Miller Reese Hutchinson wurde dann wirklich Chef-Ingenieur bei Edison. Dort baute er Akkumulatoren für U-Boote und das erste elektrische Tachometer für Schiffe. Beide Erfinder sollen befreundet gewesen sein, und Edison soll Hutchinson „Hutch“ genannt haben. Aber dann packte Hutchinson seine Patente ein, verließ Edison und saß fortan in der 51. Etage des Woolworth Buildings in Manhattan, damals das höchste Haus der Welt. Dort erfand er einen Apparat, der bis zu 40 Blatt Papier auf einmal binden konnte, eine Nietpistole, einen Benzinzusatz, der den Ausstoß von Kohlenmonoxid verringert, und eine Auto-Hupe, die vielen Menschen das Leben gerettet haben soll.

In New York fuhren damals viele Autos. Aber alle hatten Glocken oder zarte Hupen, die mehr wie Musikinstrumente waren. Hutchinson hingegen erfand eine Hupe mit sehr unangenehmem Geräusch. (Ich habe es hier gefunden.) Er nannte sie Klaxon-Hupe (sozusagen Schrei-Hupe.) Der Bürgermeister von New York soll stolz darauf gewesen sein, dass er dank der Hupe das lauteste Auto der Stadt hatte. Und eine vergoldete Schrei-Hupe soll in die Limousine des britischen Königs eingebaut worden sein. Aber es gab dann billige Plagiate der Hupe und eine Reihe übler Prozesse. Hutchinson bestand darauf, dass nur seine Hupe so „rau, lärmend und teuflisch“ klingen dürfe. Die Anwälte der Gegenseite meinten hingegen, dass ein Geräusch niemals patentiert werden kann.
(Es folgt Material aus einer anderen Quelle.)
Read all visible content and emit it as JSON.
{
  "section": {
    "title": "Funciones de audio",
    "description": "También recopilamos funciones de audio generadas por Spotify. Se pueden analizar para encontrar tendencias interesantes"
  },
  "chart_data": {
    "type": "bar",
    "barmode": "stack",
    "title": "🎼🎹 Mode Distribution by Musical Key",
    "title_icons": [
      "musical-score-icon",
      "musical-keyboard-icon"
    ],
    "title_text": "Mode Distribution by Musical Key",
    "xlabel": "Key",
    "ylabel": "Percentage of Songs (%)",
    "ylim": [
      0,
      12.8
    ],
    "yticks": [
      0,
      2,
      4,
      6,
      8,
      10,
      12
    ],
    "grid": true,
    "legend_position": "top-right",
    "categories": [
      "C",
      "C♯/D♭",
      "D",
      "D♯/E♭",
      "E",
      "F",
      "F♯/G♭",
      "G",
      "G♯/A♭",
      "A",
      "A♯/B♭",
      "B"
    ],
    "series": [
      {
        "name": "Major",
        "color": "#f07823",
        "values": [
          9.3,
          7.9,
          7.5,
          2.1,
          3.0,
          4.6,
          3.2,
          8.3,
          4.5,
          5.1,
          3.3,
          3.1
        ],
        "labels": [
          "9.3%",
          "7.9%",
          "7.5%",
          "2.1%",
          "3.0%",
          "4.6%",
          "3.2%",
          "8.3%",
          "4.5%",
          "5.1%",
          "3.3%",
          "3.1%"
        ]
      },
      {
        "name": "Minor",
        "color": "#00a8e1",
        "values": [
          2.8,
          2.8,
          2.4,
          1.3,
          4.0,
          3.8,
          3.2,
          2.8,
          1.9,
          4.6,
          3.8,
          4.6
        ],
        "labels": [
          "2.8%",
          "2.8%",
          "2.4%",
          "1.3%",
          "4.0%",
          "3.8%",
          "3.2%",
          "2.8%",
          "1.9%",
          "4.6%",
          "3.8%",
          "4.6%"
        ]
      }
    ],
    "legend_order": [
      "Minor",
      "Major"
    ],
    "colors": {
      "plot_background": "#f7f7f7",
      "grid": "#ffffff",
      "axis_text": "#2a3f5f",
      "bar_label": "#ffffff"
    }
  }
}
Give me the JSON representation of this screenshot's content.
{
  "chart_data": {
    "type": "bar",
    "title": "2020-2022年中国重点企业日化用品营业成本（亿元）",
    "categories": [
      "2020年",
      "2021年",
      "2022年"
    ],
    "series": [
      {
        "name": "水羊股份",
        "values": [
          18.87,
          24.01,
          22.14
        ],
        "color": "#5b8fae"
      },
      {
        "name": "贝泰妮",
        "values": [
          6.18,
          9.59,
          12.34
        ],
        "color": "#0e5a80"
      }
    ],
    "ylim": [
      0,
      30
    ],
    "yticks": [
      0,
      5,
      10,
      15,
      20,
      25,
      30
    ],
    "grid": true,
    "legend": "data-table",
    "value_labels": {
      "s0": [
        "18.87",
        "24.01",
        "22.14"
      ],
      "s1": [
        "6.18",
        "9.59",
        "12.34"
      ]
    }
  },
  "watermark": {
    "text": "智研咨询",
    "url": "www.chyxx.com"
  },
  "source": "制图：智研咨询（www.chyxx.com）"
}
Die Hupe wurde später die Standard-Hupe in Autos von General Motors. Und irgendjemand soll gesagt haben, dass Miller Reese Hutchinson seine Schrei-Hupe nur erfunden hat, damit er den Leuten später noch mehr Hörapparate verkaufen kann. Manchmal heißt es, dass das der Schriftsteller Markt Twain gesagt haben soll, weil der auch mit Hutchinson befreundet war. Aber belegt ist das nicht.